多いですね。踊らされたり、踊ったりっていう。儀式じゃないけど、"踊る"って祈りみたいなところがあるじゃないですか?

-象徴的な言葉ですね。聴いてる人も好きなように踊ってくれると嬉しいだろうし。

それがどんな変な踊りになっても、その人自身が動かしてるっていうのがいいですね。

-そしてアルバムの流れの中で温度が変わる「コールドプラネット」(Track.6)は、ハヤシさんのギターの音やアレンジも今までとは違いますね。

この曲は全体的に冷たい世界観にしたいなと思って。

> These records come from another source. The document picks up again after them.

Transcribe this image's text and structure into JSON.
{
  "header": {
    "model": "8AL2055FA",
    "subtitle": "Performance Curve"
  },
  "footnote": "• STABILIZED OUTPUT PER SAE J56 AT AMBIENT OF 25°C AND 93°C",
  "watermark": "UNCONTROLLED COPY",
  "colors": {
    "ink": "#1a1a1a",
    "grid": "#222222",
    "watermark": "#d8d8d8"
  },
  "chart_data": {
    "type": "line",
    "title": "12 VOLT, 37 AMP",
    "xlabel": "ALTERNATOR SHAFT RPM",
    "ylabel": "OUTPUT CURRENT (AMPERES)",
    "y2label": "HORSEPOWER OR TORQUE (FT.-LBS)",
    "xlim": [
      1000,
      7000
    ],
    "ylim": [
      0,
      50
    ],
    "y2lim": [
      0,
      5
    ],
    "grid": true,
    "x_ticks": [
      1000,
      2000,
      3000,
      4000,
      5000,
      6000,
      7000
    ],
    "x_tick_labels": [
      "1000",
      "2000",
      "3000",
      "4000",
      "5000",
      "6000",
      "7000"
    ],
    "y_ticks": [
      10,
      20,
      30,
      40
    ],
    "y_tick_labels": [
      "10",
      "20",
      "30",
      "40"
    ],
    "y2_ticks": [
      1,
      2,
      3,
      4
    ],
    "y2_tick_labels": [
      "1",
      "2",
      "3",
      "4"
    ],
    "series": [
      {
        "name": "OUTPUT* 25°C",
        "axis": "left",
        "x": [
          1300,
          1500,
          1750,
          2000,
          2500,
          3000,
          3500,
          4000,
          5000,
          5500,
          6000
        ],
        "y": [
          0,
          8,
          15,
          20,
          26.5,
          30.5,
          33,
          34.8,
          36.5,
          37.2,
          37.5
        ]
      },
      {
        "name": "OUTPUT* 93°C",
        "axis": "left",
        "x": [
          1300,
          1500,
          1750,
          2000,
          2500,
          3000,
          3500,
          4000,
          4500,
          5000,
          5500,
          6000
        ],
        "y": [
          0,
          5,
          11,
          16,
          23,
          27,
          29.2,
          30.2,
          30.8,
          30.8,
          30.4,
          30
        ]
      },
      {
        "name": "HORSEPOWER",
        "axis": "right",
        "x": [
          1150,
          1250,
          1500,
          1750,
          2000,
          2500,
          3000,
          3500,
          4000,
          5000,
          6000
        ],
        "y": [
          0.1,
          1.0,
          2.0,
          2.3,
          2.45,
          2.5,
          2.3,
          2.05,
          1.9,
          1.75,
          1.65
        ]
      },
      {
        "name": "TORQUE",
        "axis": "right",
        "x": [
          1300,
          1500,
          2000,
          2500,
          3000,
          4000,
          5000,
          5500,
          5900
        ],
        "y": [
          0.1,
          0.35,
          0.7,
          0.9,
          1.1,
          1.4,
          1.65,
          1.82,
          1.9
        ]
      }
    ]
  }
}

リヴァーブの反響とかも冷たい高い音の方を出したし、フレーズもファンタジックに弾いたと思いますね。

-フィールド・レコーディングに行かれたのをTwitterで拝見しましたが、この曲ですか?

はい。大谷資料館という栃木県の採掘場というか、山の中の洞窟みたいな石を切り出した場所ですね。そこの音のリヴァーブ感がすごいんですよ。それでシミュレーション・ソフトを使わず、あえて生の反響を使ってレコーディングをしてみようと。

-それは曲の部分ですか?

一応、全部使っています。まぁ、むちゃくちゃ寒くて(笑)、日中でも5℃とか2℃とかなんですけど、夜になってからもっと冷えて、氷点下のとこでブルブル震えながら録るっていう。だからより冷たい世界観には合うというか(笑)、全然上手く歌えてないですけど、それはそれで面白いなと思います。

-贅沢なレコーディングですね。

今回は余すことなくやらせてもらいましたね。超大作になったんじゃないかな? って自信がある。ほんまに手間をかけて作ったから、聴いてもらいたいなっていうのはありますね。